Over the past few months, whenever I tell someone new that I wrote a book, one of his or her first questions is, “What’s it called?”
“The Breakup Book: 20 Steps to Heal a Broken Heart,” I reply. And their next question usually is, “Is it fiction or non-fiction?” “Oh, non-fiction. It’s non-fiction,” I always say back. And then everyone always wants to hear the story.
Well, as the cliché goes, it’s a long story. One that spawned a book.

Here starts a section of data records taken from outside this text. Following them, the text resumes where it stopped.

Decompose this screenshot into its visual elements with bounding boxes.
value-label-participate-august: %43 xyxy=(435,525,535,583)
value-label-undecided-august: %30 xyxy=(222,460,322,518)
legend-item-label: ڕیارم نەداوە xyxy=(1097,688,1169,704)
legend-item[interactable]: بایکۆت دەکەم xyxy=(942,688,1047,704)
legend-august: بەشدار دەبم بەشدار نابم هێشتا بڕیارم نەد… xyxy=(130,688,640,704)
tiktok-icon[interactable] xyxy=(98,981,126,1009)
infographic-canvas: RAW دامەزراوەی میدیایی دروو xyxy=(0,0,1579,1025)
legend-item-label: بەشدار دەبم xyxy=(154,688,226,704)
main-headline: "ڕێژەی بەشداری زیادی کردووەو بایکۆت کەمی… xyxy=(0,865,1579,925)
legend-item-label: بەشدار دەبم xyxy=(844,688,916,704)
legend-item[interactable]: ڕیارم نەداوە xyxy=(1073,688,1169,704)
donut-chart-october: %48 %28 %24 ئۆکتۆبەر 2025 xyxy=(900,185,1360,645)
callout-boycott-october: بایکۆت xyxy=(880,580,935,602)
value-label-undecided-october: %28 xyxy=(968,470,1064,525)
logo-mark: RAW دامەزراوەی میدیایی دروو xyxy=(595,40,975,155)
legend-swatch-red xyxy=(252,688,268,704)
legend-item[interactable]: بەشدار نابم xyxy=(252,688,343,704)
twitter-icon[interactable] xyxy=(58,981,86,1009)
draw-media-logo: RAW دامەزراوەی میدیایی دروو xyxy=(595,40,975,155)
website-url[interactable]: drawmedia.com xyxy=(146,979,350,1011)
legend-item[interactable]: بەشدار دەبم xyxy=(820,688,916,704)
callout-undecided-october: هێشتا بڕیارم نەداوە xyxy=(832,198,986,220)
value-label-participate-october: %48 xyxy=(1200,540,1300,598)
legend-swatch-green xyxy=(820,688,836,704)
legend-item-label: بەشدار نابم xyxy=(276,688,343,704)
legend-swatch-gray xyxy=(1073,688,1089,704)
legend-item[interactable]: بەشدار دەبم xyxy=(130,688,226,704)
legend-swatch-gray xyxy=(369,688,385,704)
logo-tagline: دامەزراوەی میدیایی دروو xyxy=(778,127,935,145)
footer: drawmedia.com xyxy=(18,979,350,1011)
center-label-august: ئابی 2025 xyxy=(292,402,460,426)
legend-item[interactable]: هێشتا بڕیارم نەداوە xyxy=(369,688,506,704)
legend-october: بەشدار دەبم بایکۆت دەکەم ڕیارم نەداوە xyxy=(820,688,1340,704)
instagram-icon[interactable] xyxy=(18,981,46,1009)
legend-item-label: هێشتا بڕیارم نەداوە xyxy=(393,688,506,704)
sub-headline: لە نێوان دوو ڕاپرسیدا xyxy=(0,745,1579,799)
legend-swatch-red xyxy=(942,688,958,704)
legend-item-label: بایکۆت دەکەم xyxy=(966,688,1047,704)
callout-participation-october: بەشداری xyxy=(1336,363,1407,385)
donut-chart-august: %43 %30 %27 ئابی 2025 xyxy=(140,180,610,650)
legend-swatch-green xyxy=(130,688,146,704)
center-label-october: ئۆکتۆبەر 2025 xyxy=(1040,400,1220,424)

They say write about what you know. Well let me tell you, I know about a breakup. I lived every single word I wrote. From the unwavering passion to the devastating heartbreak. I loved my man, Mr. My Big, very much. What we had was bliss, then it wasn’t. Throughout our on-off-on relationship, we both did the best we could at the time… for a very long time. And when it was over, life was rough and I did not know how to get by. Breakups have a not-so-funny way of humbling you to something fierce.
So here I was with a breakup to deal with. A painful one. What was I going to do now? I detail in the book what I did to move on from the hurt, and there’s a reason that this specific part of my life became a published piece of literature.
As a host, producer, writer… I always wanted to pen a book. For the longest time I didn’t know what it was going to be about, I just knew I wanted to add “author” to my resume. A few months into the breakup, I still wasn’t feeling great. I was keeping busy, working my butt off, but I was sad, sometimes angry and definitely missing my man daily. One night in the midst of my misery, I was out to dinner with my mentor’s wife who knows me just about as well as anybody could know someone. I was crying over burgers and red wine, when she turned to me and said, “This is your book.”
The rest is history.
As Paulo Coelho once told Oprah Winfrey in an interview, “So you follow your heart, and then one day you manifest something.” I followed my heart and manifested a book.
Breakups are tough. They are brutal. Sometimes breakups, especially the one I wrote about, are not so cut-and-dry. Nobody wants to experience the agony of heartbreak. But if you’ve ever truly been in love – really, truly in love – you already know you don’t have a choice in the matter.
What I hope for is that my readers understand that someone else has been in their shoes before and not only lived through it, but survived and thrived afterwards. It’s a really important thing for women to know. Every chapter in “The Breakup Book” is a different piece of advice that someone gave me on how to get through the breakup. Each chapter is an action step. I discuss if it worked, didn’t work, and why. It was all trial and error. And it was cathartic. Use the pain to push you forward. The results will be miraculous.
My book begins like this…
In 2010, I went through a disastrous breakup. It was a breakup that dragged on for another year and a half, a breakup that had happened many times before with the same guy. I wrote about it. Slowly, I healed. And then, miraculously, I became awesome.
Yes, I went from a broken heart to a full one. A full one rife with forgiveness, compassion and self-love. Did it happen overnight? No. Definitely not. But with patience, grace and the right approach, hearts can and do heal. All the love that had nowhere to go after my breakup, I put that love on myself and it was only then that I became the strong, empowered woman I am today.
I suggest to anyone going through this process, cut yourselves some slack. Be vulnerable. Everyone has been through heartbreak in one form or another and it’s how one deals with it that makes the difference. I turned my experience into a book, which provides readers with a roadmap to finding themselves again – stronger, wiser selves. No one said healing a broken heart was going to be easy. But I can promise it will be worth it. Trust me. I learned from experience.